An Ode to Coconut Milk: The Quiet Heart of Southeast Asian Kitchens

An Ode to Coconut Milk: The Quiet Heart of Southeast Asian Kitchens

RWAH Confections -

There is a richness that hums quietly beneath the boldest flavours of Southeast Asia. Not fiery like chili padi, not bright like makrut (kaffir) lime. It doesn’t shout, but it holds everything together. That richness is coconut milk, pressed from the white flesh of mature coconuts, thick as velvet and fragrant with sun and earth.

Known as Santan in Malay and Indonesian, this ingredient is the soul of Southeast Asian cuisine. Santan flows through the passage of time, from stone mortars in kampung kitchens to the simmering pots of street vendors. You’ll find it gently clouding bowls of laksa in Singapore, deepening the sweetness of kolak in Java, lending fragrance to nasi lemak in Malaysia and in the quiet luxury of Thai mango sticky rice. It ripples through rice dishes, stews, and sweets. Sometimes bold, at times invisible, but always essential.

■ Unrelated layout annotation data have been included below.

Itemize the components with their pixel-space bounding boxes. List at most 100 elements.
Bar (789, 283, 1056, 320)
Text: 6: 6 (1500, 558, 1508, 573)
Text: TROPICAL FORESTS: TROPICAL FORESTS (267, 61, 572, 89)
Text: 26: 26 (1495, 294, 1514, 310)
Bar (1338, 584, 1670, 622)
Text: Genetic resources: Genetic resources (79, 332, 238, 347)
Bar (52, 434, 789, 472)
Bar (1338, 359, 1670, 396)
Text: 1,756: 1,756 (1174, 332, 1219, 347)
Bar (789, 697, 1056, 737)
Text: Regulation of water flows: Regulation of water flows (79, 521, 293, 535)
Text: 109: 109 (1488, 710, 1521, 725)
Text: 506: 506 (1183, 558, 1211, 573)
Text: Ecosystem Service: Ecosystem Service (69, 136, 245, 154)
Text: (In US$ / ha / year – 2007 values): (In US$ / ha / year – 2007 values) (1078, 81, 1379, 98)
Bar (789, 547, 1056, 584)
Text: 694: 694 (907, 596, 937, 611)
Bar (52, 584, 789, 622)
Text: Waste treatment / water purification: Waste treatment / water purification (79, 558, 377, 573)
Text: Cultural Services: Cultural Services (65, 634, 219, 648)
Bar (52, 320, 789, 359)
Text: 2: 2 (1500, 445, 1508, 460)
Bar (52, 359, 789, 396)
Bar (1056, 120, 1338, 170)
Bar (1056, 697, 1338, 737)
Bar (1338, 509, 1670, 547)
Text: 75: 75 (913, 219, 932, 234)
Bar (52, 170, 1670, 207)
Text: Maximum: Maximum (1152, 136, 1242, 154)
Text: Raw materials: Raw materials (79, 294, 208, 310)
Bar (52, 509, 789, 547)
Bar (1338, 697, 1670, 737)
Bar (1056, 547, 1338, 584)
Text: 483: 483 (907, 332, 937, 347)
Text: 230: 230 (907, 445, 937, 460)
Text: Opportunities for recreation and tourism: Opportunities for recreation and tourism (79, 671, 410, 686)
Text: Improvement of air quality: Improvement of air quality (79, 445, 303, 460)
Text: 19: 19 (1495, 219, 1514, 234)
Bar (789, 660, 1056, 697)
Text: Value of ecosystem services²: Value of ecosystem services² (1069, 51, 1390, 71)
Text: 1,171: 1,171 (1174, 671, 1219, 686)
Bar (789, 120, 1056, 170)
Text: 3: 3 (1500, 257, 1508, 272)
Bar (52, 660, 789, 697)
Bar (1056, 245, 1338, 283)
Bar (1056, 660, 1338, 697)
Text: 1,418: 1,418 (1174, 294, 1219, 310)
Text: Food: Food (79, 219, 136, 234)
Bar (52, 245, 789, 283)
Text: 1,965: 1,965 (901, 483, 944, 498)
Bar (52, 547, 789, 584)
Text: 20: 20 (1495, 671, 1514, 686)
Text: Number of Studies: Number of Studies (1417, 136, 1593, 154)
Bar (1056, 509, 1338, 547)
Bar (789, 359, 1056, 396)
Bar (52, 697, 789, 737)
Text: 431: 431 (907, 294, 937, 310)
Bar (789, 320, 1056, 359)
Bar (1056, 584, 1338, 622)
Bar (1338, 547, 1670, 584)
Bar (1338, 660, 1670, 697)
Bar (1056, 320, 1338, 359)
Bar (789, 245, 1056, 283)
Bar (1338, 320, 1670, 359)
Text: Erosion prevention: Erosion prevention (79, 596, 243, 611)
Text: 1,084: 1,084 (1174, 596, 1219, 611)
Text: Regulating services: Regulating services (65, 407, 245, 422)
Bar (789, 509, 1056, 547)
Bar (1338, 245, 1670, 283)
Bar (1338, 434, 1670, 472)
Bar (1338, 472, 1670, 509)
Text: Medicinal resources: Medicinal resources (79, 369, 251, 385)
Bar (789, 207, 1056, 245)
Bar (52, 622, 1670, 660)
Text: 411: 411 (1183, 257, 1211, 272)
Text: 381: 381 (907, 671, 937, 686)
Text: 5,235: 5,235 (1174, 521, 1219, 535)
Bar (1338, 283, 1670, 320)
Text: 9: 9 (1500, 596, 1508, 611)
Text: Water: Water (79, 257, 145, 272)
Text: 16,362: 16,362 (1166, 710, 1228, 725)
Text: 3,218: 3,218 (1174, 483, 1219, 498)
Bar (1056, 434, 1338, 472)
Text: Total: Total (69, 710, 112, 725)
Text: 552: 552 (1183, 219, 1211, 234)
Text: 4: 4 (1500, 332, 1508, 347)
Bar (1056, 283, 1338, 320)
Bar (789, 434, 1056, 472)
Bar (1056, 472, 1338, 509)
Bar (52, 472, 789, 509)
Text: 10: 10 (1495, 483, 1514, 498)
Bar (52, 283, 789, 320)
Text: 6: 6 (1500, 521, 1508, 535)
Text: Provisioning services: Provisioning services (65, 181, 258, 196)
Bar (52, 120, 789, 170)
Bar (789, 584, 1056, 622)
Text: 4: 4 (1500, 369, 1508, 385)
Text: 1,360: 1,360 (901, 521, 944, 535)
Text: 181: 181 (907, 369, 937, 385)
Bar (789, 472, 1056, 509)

Pile of coconuts in coastal province of southeast Sulawesi, Indonesia; photo by  Ferdinand Haryanto

Often used interchangeably, coconut cream and coconut milk are, in essence, the same ingredient—just at different concentrations. The first pressing of grated coconut yields the thick coconut cream, while adding water and pressing again results in a lighter version known as coconut milk. Both are prized, depending on whether a dish calls for lush depth or gentle smoothness.

Few ingredients hold such grace and flexibility. Santan can be steamed, stirred, reduced, or whipped. It soothes spice, rounds acidity, and brings tenderness to grain and tuber. It is just as at home in rendang as it is in pudding, just as glorious folded into kaya as it is mellowing a pot of curry.

Pistachio Kuih Kapit, RWAH Confections

We hold on to this quiet, powerful ingredient in our kuih kapits. Its richness lingers on the tongue; its fragrance lingers longer. It is the liquid gold that binds past and present, old recipes and new ideas, into something that feels like home.